Met het toezicht op de naleving van het bij of krachtens deze verordening bepaalde zijn belast de als zodanig door burgemeester en wethouders aangewezen ambtenaren.

Artikel 10. Overgangsbepalingen

Aanvragen om een vergunning als bedoeld in de artikel 2 van deze verordening die zijn ingediend voor de inwerkingtreding van deze verordening worden afgehandeld volgens het recht zoals dat gold voor het tijdstip waarop artikel 2.2 van de Wet algemene bepalingen omgevingsrecht in werking is getreden.

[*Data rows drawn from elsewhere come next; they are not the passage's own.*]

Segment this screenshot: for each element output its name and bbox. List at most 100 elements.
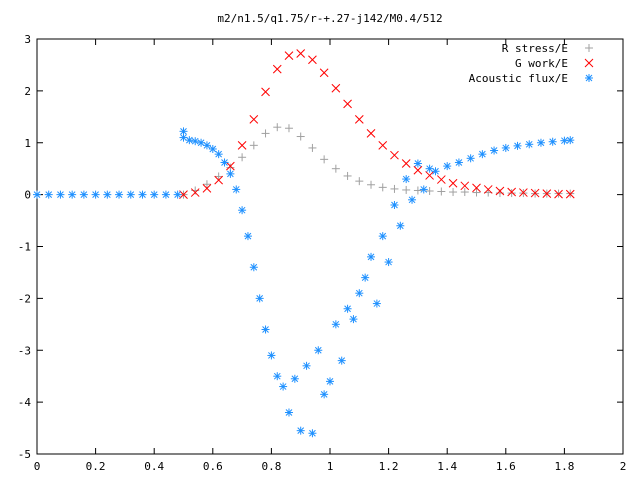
data-point (308, 55, 317, 65)
data-point (449, 188, 458, 197)
data-point (273, 372, 282, 381)
data-point (343, 304, 352, 313)
y-tick-label: 2 (24, 85, 31, 98)
data-point (378, 140, 388, 150)
data-point (238, 206, 247, 215)
data-point (296, 132, 305, 141)
data-point (191, 137, 200, 146)
data-point (425, 186, 434, 195)
data-point (173, 190, 182, 199)
data-point (326, 377, 334, 386)
data-point (542, 189, 552, 198)
data-point (431, 167, 440, 176)
data-point (378, 183, 387, 192)
data-point (408, 195, 417, 204)
x-tick-label: 1.6 (496, 460, 516, 473)
data-point (402, 175, 411, 184)
data-point (202, 184, 212, 193)
data-point (419, 185, 428, 194)
data-point (267, 351, 276, 360)
data-point (390, 201, 399, 209)
data-point (261, 325, 270, 334)
data-point (490, 146, 499, 155)
legend-label: R stress/E (502, 42, 568, 55)
data-point (214, 150, 223, 159)
data-point (249, 115, 259, 124)
data-point (320, 155, 329, 164)
data-point (401, 159, 411, 168)
data-point (202, 141, 211, 150)
data-point (530, 188, 540, 198)
data-point (343, 171, 352, 180)
data-point (372, 299, 381, 308)
data-point (238, 153, 247, 162)
data-point (273, 123, 282, 132)
data-point (249, 141, 258, 150)
x-tick-label: 0.2 (86, 460, 106, 473)
y-tick-label: -1 (18, 241, 31, 254)
data-point (507, 187, 517, 197)
data-point (308, 143, 317, 152)
data-point (331, 320, 340, 329)
data-point (208, 144, 217, 153)
data-point (115, 190, 124, 199)
data-point (255, 294, 264, 303)
data-point (454, 158, 463, 167)
data-point (466, 154, 475, 163)
data-point (560, 136, 569, 145)
data-point (378, 232, 387, 241)
x-tick-label: 0.8 (261, 460, 281, 473)
data-point (425, 164, 434, 173)
data-point (261, 129, 270, 138)
data-point (337, 356, 346, 365)
data-point (232, 185, 241, 194)
data-point (56, 190, 65, 199)
data-point (554, 189, 563, 199)
data-point (91, 190, 100, 199)
data-point (460, 188, 469, 197)
data-point (361, 273, 370, 282)
chart-title: m2/n1.5/q1.75/r-+.27-j142/M0.4/512 (217, 12, 442, 25)
data-point (284, 408, 293, 417)
data-point (261, 87, 270, 97)
y-tick-label: 1 (24, 137, 31, 150)
data-point (249, 263, 258, 272)
x-tick-label: 1 (327, 460, 334, 473)
data-point (478, 150, 487, 159)
data-point (296, 426, 305, 435)
data-point (308, 429, 317, 438)
data-point (413, 165, 423, 175)
y-tick-label: -3 (18, 344, 31, 357)
legend-label: G work/E (515, 57, 568, 70)
data-point (33, 190, 41, 199)
data-point (413, 159, 422, 168)
data-point (44, 190, 53, 199)
data-point (190, 188, 200, 197)
data-point (331, 164, 340, 173)
data-point (384, 258, 393, 267)
y-tick-label: 3 (24, 33, 31, 46)
data-point (501, 143, 510, 152)
legend-marker (585, 44, 593, 52)
data-point (237, 140, 247, 150)
data-point (126, 190, 135, 199)
x-tick-label: 0.6 (203, 460, 223, 473)
y-axis-ticks: 3 2 1 0 -1 -2 -3 -4 -5 (18, 33, 623, 461)
data-point (367, 252, 376, 261)
data-point (519, 188, 528, 197)
data-point (472, 183, 481, 193)
data-point (185, 136, 194, 145)
data-point (355, 177, 364, 186)
data-point (448, 178, 458, 188)
data-point (460, 181, 470, 191)
data-point (390, 150, 399, 160)
data-point (437, 187, 446, 196)
data-point (495, 186, 505, 196)
data-point (355, 289, 364, 298)
data-point (179, 127, 188, 136)
data-point (226, 169, 235, 178)
data-point (243, 232, 252, 241)
y-tick-label: 0 (24, 189, 31, 202)
data-point (390, 184, 399, 193)
data-point (103, 190, 112, 199)
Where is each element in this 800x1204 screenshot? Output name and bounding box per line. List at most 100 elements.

Artikel 11 Inwerkingtreding

Deze verordening treedt in werking op de dag na die waarop zij is bekend gemaakt.

Artikel 12 Citeertitel

Deze verordening kan worden aangehaald als "Kapverordening gemeente Rijssen-Holten 2017".

Ondertekening

besluit genomen in de openbare vergadering van de gemeenteraad van Rijssen-Holten op:23-5-2017

De griffier, De voorzitter,

drs. G. Veerman, A.C.Hofland

Toelichting

De verordening is aangepast in verband met de inwerkingtreding per 1 januari 2017 van de Wet natuurbescherming. Bij de inwerkingtreding van de Wet natuurbescherming zijn de bepalingen in de Boswet vervallen en opgenomen in de nieuwe wet.

Door het opheffen van het Bosschap per 1 januari 2015 was de werking van de verordening al beperkt tot de gebieden die binnen de grens bebouwde kom liggen, alsmede voor beplanting op erven of in tuinen met een oppervlakte van minder dan 10 are of wanneer het een bomenrij van minder dan 20 bomen betreft.

Verder is vanwege de nieuwe vaststelling van de grens bebouwde kom Wet natuurbeschermings (was voorheen grens bebouwde kom Boswet) en vanwege een actualisering, de kaarten met waardevolle bomen en de lijst met waardevolle boombeplanting, als bedoeld in artikel 2 opnieuw vastgesteld.

Inhoudelijk is de verordening hetzelfde gebleven als de bestaande verordening die bij besluit van 26 maart 2009 is vastgesteld en zoals sindsdien gewijzigd.

Om administratieve redenen en vanwege de leesbaarheid van de regelgeving wordt de verordening van 26 maart 2009 ingetrokken en vervangen door een nieuwe verordening.